Furthermore, the conductor continuity one‑phase fault is investigated in an electrical energy supply system. On the one hand, the network protection equipment has some difficulty with a triggering of this fault type. On the other hand, the behaviour of the electrical network depends on the geometrical dimensions of the transformer's core and on the neutral point treatment of the network during the conductor continuity fault. The main goal of this thesis is the investigation of the phase voltage on the terminal of the power transformer in model network with high integration of renewable energies. This investigation considers different types of vector group and neutral point treatment in the electrical network.

The double-feed asynchronous generator and the full‑size converters represent the wind energy plants modelled in this thesis. As stipulated in the connection conditions at the network connection point, the wind energy plants take the part in the supporting the voltage in the network. Therefore, the wind energy plants are feeding the reactive current in the positive and negative sequence system directly proportional to the under‑voltage conditions in positive and negative sequence system. Thus, supporting the voltage has a positive impact on the reduction of the voltage unbalance; especially in a case of an unbalanced short‑circuit conditions in the electrical network. The part of this thesis is investigation of the participations levels of the wind energy plants with the active supporting of voltage during the one-phase series fault.

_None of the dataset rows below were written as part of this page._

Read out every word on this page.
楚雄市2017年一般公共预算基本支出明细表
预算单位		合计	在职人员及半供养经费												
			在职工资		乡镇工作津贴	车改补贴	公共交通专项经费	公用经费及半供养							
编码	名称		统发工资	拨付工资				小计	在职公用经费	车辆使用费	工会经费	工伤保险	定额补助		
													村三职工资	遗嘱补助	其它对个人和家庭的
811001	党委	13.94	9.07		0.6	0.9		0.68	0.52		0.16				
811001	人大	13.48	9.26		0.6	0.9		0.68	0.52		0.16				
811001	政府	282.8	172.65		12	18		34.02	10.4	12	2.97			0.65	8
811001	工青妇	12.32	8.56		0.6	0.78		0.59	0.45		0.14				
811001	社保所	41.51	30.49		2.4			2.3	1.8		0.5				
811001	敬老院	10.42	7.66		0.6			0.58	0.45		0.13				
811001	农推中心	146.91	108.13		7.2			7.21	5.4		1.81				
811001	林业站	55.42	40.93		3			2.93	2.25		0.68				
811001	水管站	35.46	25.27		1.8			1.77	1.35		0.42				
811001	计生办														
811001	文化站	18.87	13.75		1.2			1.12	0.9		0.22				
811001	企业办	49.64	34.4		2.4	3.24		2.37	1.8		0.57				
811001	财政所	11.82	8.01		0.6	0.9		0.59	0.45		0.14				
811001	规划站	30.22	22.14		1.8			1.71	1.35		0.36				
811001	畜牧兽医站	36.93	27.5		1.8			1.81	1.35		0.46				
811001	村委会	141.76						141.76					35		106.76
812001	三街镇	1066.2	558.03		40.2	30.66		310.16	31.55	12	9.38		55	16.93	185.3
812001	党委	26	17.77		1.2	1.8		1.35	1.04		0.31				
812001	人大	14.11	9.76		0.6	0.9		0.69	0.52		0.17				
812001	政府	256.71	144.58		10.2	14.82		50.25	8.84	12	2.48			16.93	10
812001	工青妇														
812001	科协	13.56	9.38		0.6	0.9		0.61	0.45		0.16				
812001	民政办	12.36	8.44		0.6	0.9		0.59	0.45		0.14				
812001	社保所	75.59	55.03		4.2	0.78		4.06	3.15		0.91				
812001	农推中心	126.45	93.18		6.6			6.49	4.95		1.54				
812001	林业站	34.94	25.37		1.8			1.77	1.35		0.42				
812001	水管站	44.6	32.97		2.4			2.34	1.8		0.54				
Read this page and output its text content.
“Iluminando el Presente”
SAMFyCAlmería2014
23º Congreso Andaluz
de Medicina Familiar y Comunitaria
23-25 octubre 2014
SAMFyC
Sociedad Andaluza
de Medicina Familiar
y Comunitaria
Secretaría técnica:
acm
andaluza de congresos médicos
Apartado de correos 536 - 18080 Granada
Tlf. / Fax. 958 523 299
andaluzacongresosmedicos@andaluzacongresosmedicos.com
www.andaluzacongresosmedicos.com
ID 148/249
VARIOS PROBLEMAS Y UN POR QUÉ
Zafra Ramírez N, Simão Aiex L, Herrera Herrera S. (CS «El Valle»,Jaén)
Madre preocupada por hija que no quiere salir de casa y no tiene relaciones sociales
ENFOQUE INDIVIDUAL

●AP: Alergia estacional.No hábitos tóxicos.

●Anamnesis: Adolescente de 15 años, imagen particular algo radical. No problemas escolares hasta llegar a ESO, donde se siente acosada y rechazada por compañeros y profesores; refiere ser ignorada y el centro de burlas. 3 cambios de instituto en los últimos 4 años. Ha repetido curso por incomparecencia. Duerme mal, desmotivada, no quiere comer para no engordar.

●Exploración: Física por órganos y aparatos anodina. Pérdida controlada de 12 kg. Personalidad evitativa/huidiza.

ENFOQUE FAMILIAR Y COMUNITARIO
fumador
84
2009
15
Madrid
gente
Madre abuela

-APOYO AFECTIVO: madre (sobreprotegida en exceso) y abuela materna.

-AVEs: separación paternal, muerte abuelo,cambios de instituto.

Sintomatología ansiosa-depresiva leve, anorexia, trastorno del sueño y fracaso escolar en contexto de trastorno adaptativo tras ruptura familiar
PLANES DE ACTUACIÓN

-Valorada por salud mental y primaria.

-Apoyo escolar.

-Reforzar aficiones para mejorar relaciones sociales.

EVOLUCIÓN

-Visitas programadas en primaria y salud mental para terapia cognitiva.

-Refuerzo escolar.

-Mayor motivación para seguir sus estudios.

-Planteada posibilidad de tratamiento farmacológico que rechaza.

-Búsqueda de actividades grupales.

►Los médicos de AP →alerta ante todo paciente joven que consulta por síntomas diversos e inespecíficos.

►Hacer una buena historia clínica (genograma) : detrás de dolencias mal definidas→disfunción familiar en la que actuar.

Moreover, the unbalanced network states have impact on the ground current and on the neutral point displacement voltage. These depend on the neutral point treatment in three‑phase network and the personal protection measures. Both are important for an assortment of the suitable protection equipment. The unbalanced network states with a special consideration of the one-phase series fault are difficult to show in three‑phase network by standard protection equipment. The method of the detection of the series fault is elaborated in this thesis. The monitoring of the line-to-earth voltage makes the detection of the unbalanced load of limbs possible in a consequence of the conductor continuity one‑phase fault. Due to exceeding, the setting value a trigger or status signal can be sent to a control centre.